About every 20 minutes of that 3 hour journey through my grateful past, I had to stop to cry. Once, I got so sad for my younger self that I tiptoed into Carlos’ room to listen to him breathe those deep little boy sleepy breaths.
It wasn’t all bad, that life.
It ended so badly that I have trouble remembering that it wasn’t all bad. I wasn’t stupid to love Fartbuster. Most days, we were doing our best.
That came clear for me when I read one little line in a journal that brought a dear memory back through all the pain:
“a little gold beetle in my drink at dinner.”

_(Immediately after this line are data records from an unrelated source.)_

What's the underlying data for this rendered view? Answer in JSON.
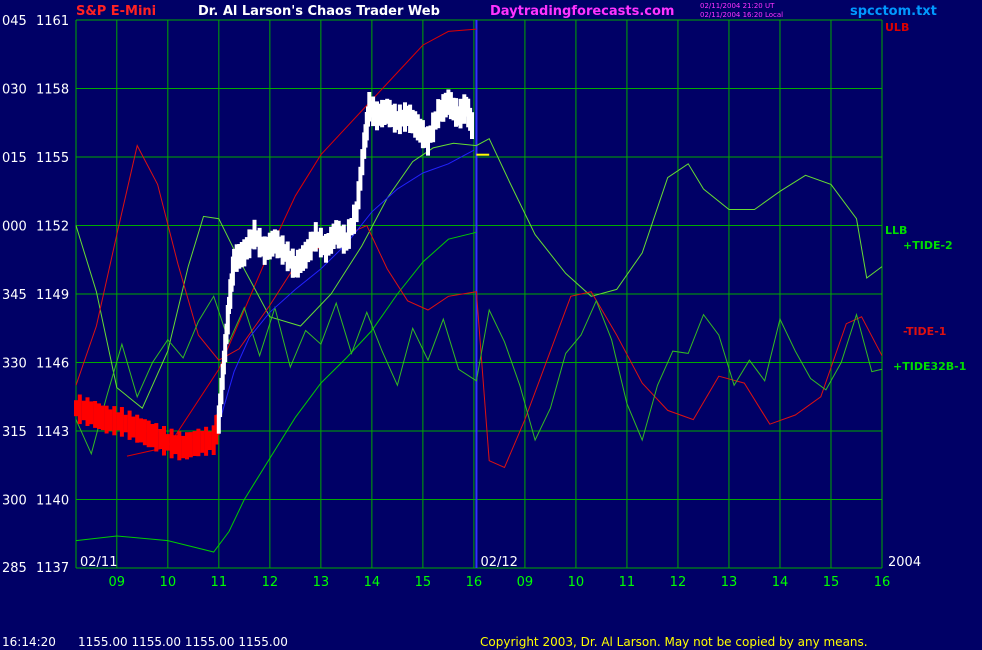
{
  "header": {
    "symbol": "S&P E-Mini",
    "title": "Dr. Al Larson's Chaos Trader Web",
    "site": "Daytradingforecasts.com",
    "stamp1": "02/11/2004 21:20 UT",
    "stamp2": "02/11/2004 16:20 Local",
    "file": "spcctom.txt"
  },
  "footer": {
    "time": "16:14:20",
    "quote": "1155.00 1155.00 1155.00 1155.00",
    "copyright": "Copyright 2003, Dr. Al Larson. May not be copied by any means."
  },
  "colors": {
    "background": "#000066",
    "grid": "#00aa00",
    "price": "#ffffff",
    "price_early": "#ff0000",
    "ulb": "#dd0000",
    "llb": "#00cc00",
    "tide2": "#66dd33",
    "tide1": "#dd1111",
    "tide32b": "#33bb22",
    "avg_blue": "#2222ff",
    "avg_yellow": "#ffff00",
    "divider": "#3333ff",
    "axis_text": "#ffffff",
    "time_text": "#00ff00",
    "site_text": "#ff33ff",
    "file_text": "#0099ff"
  },
  "chart_data": {
    "type": "line",
    "y_axis": {
      "range": [
        1137,
        1161
      ],
      "ticks": [
        {
          "code": "045",
          "price": "1161",
          "value": 1161
        },
        {
          "code": "030",
          "price": "1158",
          "value": 1158
        },
        {
          "code": "015",
          "price": "1155",
          "value": 1155
        },
        {
          "code": "000",
          "price": "1152",
          "value": 1152
        },
        {
          "code": "345",
          "price": "1149",
          "value": 1149
        },
        {
          "code": "330",
          "price": "1146",
          "value": 1146
        },
        {
          "code": "315",
          "price": "1143",
          "value": 1143
        },
        {
          "code": "300",
          "price": "1140",
          "value": 1140
        },
        {
          "code": "285",
          "price": "1137",
          "value": 1137
        }
      ]
    },
    "x_axis": {
      "range": [
        8.2,
        24
      ],
      "ticks": [
        {
          "label": "09",
          "x": 9
        },
        {
          "label": "10",
          "x": 10
        },
        {
          "label": "11",
          "x": 11
        },
        {
          "label": "12",
          "x": 12
        },
        {
          "label": "13",
          "x": 13
        },
        {
          "label": "14",
          "x": 14
        },
        {
          "label": "15",
          "x": 15
        },
        {
          "label": "16",
          "x": 16
        },
        {
          "label": "09",
          "x": 17
        },
        {
          "label": "10",
          "x": 18
        },
        {
          "label": "11",
          "x": 19
        },
        {
          "label": "12",
          "x": 20
        },
        {
          "label": "13",
          "x": 21
        },
        {
          "label": "14",
          "x": 22
        },
        {
          "label": "15",
          "x": 23
        },
        {
          "label": "16",
          "x": 24
        }
      ],
      "day_labels": [
        {
          "label": "02/11",
          "x": 8.2
        },
        {
          "label": "02/12",
          "x": 16.05
        },
        {
          "label": "2004",
          "x": 24
        }
      ],
      "divider_x": 16.05
    },
    "grid": true,
    "series": [
      {
        "name": "ULB",
        "color": "ulb",
        "x": [
          9.2,
          10,
          11,
          11.5,
          12,
          12.5,
          13,
          13.5,
          14,
          14.5,
          15,
          15.5,
          16.05
        ],
        "y": [
          1141.9,
          1142.3,
          1145.7,
          1148.3,
          1150.9,
          1153.3,
          1155.1,
          1156.3,
          1157.5,
          1158.7,
          1159.9,
          1160.5,
          1160.6
        ]
      },
      {
        "name": "LLB",
        "color": "llb",
        "x": [
          8.2,
          9,
          10,
          10.9,
          11.2,
          11.5,
          12,
          12.5,
          13,
          13.5,
          14,
          14.5,
          15,
          15.5,
          16.05
        ],
        "y": [
          1138.2,
          1138.4,
          1138.2,
          1137.7,
          1138.6,
          1140.0,
          1141.8,
          1143.6,
          1145.1,
          1146.2,
          1147.4,
          1149.0,
          1150.4,
          1151.4,
          1151.7
        ]
      },
      {
        "name": "+TIDE-2",
        "color": "tide2",
        "x": [
          8.2,
          8.6,
          9,
          9.5,
          10,
          10.4,
          10.7,
          11,
          11.4,
          12,
          12.6,
          13.2,
          13.8,
          14.3,
          14.8,
          15.2,
          15.6,
          16.05,
          16.3,
          16.7,
          17.2,
          17.8,
          18.3,
          18.8,
          19.3,
          19.8,
          20.2,
          20.5,
          21,
          21.5,
          22,
          22.5,
          23,
          23.5,
          23.7,
          24
        ],
        "y": [
          1152.0,
          1149.1,
          1144.9,
          1144.0,
          1146.5,
          1150.2,
          1152.4,
          1152.3,
          1150.5,
          1148.0,
          1147.6,
          1149.0,
          1151.1,
          1153.2,
          1154.8,
          1155.4,
          1155.6,
          1155.5,
          1155.8,
          1153.9,
          1151.6,
          1149.9,
          1148.9,
          1149.2,
          1150.8,
          1154.1,
          1154.7,
          1153.6,
          1152.7,
          1152.7,
          1153.5,
          1154.2,
          1153.8,
          1152.3,
          1149.7,
          1150.2
        ]
      },
      {
        "name": "-TIDE-1",
        "color": "tide1",
        "x": [
          8.2,
          8.6,
          9,
          9.4,
          9.8,
          10.2,
          10.6,
          11,
          11.4,
          12,
          12.6,
          13.3,
          13.9,
          14.3,
          14.7,
          15.1,
          15.5,
          16.05,
          16.3,
          16.6,
          17,
          17.5,
          17.9,
          18.3,
          18.8,
          19.3,
          19.8,
          20.3,
          20.8,
          21.3,
          21.8,
          22.3,
          22.8,
          23.3,
          23.6,
          24
        ],
        "y": [
          1145.0,
          1147.6,
          1151.6,
          1155.5,
          1153.8,
          1150.3,
          1147.2,
          1146.1,
          1146.6,
          1148.5,
          1150.6,
          1151.4,
          1152.0,
          1150.1,
          1148.7,
          1148.3,
          1148.9,
          1149.1,
          1141.7,
          1141.4,
          1143.5,
          1146.5,
          1148.9,
          1149.1,
          1147.2,
          1145.1,
          1143.9,
          1143.5,
          1145.4,
          1145.1,
          1143.3,
          1143.7,
          1144.5,
          1147.7,
          1148.0,
          1146.3
        ]
      },
      {
        "name": "+TIDE32B-1",
        "color": "tide32b",
        "x": [
          8.2,
          8.5,
          8.8,
          9.1,
          9.4,
          9.7,
          10,
          10.3,
          10.6,
          10.9,
          11.2,
          11.5,
          11.8,
          12.1,
          12.4,
          12.7,
          13,
          13.3,
          13.6,
          13.9,
          14.2,
          14.5,
          14.8,
          15.1,
          15.4,
          15.7,
          16.05,
          16.3,
          16.6,
          16.9,
          17.2,
          17.5,
          17.8,
          18.1,
          18.4,
          18.7,
          19,
          19.3,
          19.6,
          19.9,
          20.2,
          20.5,
          20.8,
          21.1,
          21.4,
          21.7,
          22,
          22.3,
          22.6,
          22.9,
          23.2,
          23.5,
          23.8,
          24
        ],
        "y": [
          1143.5,
          1142.0,
          1144.5,
          1146.8,
          1144.5,
          1146.0,
          1147.0,
          1146.2,
          1147.8,
          1148.9,
          1146.9,
          1148.4,
          1146.3,
          1148.4,
          1145.8,
          1147.4,
          1146.8,
          1148.6,
          1146.4,
          1148.2,
          1146.5,
          1145.0,
          1147.5,
          1146.1,
          1147.9,
          1145.7,
          1145.2,
          1148.3,
          1146.9,
          1145.0,
          1142.6,
          1144.0,
          1146.4,
          1147.2,
          1148.7,
          1147.0,
          1144.2,
          1142.6,
          1145.0,
          1146.5,
          1146.4,
          1148.1,
          1147.2,
          1145.0,
          1146.1,
          1145.2,
          1147.9,
          1146.5,
          1145.3,
          1144.8,
          1146.0,
          1148.1,
          1145.6,
          1145.7
        ]
      },
      {
        "name": "",
        "color": "avg_blue",
        "x": [
          11,
          11.3,
          11.6,
          12,
          12.5,
          13,
          13.5,
          14,
          14.5,
          15,
          15.5,
          16
        ],
        "y": [
          1143.3,
          1145.6,
          1147.1,
          1148.2,
          1149.2,
          1150.1,
          1151.2,
          1152.6,
          1153.6,
          1154.3,
          1154.7,
          1155.3
        ]
      },
      {
        "name": "",
        "color": "avg_yellow",
        "x": [
          16.05,
          16.3
        ],
        "y": [
          1155.1,
          1155.1
        ]
      }
    ],
    "price_path": {
      "x": [
        8.2,
        8.5,
        8.8,
        9.1,
        9.4,
        9.7,
        10,
        10.3,
        10.6,
        10.9,
        11,
        11.1,
        11.2,
        11.3,
        11.5,
        11.7,
        11.9,
        12.1,
        12.3,
        12.5,
        12.7,
        12.9,
        13.1,
        13.3,
        13.5,
        13.7,
        13.85,
        13.95,
        14.1,
        14.3,
        14.5,
        14.7,
        14.9,
        15.1,
        15.3,
        15.5,
        15.7,
        15.85,
        16
      ],
      "y": [
        1144.0,
        1143.8,
        1143.5,
        1143.4,
        1143.1,
        1142.8,
        1142.5,
        1142.3,
        1142.5,
        1142.6,
        1143.5,
        1146.0,
        1148.5,
        1150.5,
        1150.8,
        1151.6,
        1150.9,
        1151.3,
        1150.8,
        1150.2,
        1150.7,
        1151.5,
        1151.0,
        1151.7,
        1151.3,
        1152.6,
        1155.5,
        1157.2,
        1156.8,
        1157.0,
        1156.6,
        1156.8,
        1156.3,
        1155.7,
        1156.9,
        1157.4,
        1156.8,
        1157.2,
        1156.1
      ],
      "early_until": 11.0
    }
  }
}
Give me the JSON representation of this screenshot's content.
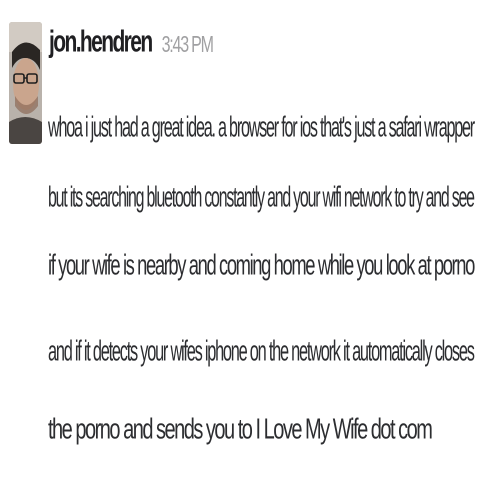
{
  "message": {
    "username": "jon.hendren",
    "timestamp": "3:43 PM",
    "lines": [
      "whoa i just had a great idea. a browser for ios that's just a safari wrapper",
      "but its searching bluetooth constantly and your wifi network to try and see",
      "if your wife is nearby and coming home while you look at porno",
      "and if it detects your wifes iphone on the network it automatically closes",
      "the porno and sends you to I Love My Wife dot com"
    ]
  }
}
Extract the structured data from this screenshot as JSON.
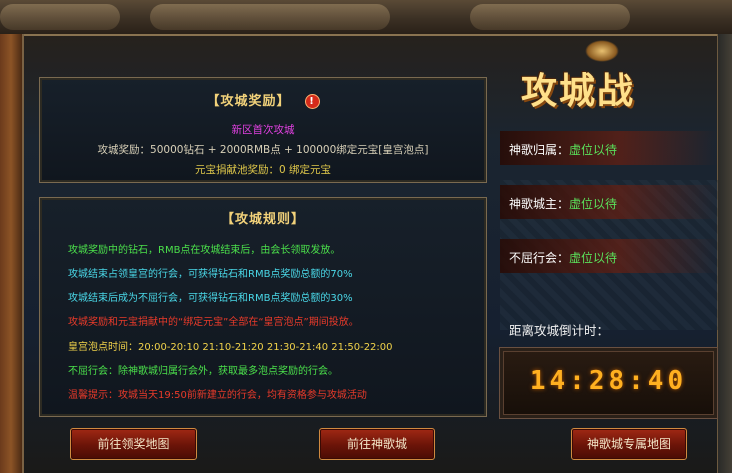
{
  "reward_panel": {
    "title": "【攻城奖励】",
    "warn_icon": "!",
    "line1": "新区首次攻城",
    "line2": "攻城奖励：50000钻石 + 2000RMB点 + 100000绑定元宝[皇宫泡点]",
    "line3": "元宝捐献池奖励：0 绑定元宝"
  },
  "rules_panel": {
    "title": "【攻城规则】",
    "rules": [
      "攻城奖励中的钻石，RMB点在攻城结束后，由会长领取发放。",
      "攻城结束占领皇宫的行会，可获得钻石和RMB点奖励总额的70%",
      "攻城结束后成为不屈行会，可获得钻石和RMB点奖励总额的30%",
      "攻城奖励和元宝捐献中的“绑定元宝”全部在“皇宫泡点”期间投放。",
      "皇宫泡点时间：20:00-20:10   21:10-21:20   21:30-21:40   21:50-22:00",
      "不屈行会：除神歌城归属行会外，获取最多泡点奖励的行会。",
      "温馨提示：攻城当天19:50前新建立的行会，均有资格参与攻城活动"
    ]
  },
  "siege": {
    "title": "攻城战",
    "owner_label": "神歌归属：",
    "owner_value": "虚位以待",
    "lord_label": "神歌城主：",
    "lord_value": "虚位以待",
    "unyielding_label": "不屈行会：",
    "unyielding_value": "虚位以待",
    "countdown_label": "距离攻城倒计时：",
    "countdown_value": "14:28:40"
  },
  "buttons": {
    "goto_reward_map": "前往领奖地图",
    "goto_shenge": "前往神歌城",
    "shenge_private_map": "神歌城专属地图"
  },
  "colors": {
    "accent_gold": "#f2d27a",
    "green": "#4be04b",
    "cyan": "#4ad8e8",
    "red": "#e83a2a",
    "yellow": "#f0d24a"
  }
}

I don’t remember how I ended up with a yellow plastic beetle–it doesn’t matter. One night, I tucked it under the covers on Fartbuster’s side of the bed. He saw it and jumped. We laughed. The next day, I picked up my drink at dinner and there sat the little gold beetle on the bottom of the glass. A few days later, he found the beetle in the toe of his shoe. For weeks, we traded the gold beetle back and forth in pockets, the sun visor, on the towel bar, in the cereal box.
It was fun. We had fun.
When your heart is broken by someone you trusted, it’s so hard to remember the good times. It’s hard to accept that those days were just as real as the months I spent in that middle place of fear and pain.
The muddle of it all reminds me of an idea from Hermann Hesse, one of Fartbuster’s favorite writers: “Oh, love isn’t there to make us happy. I believe it exists to show us how much we can endure.”
I can’t be hormonal, can I?. That bug made me cry. Gonna be a good day, I can see that right now.
I hope this is the last bug that makes you cry today!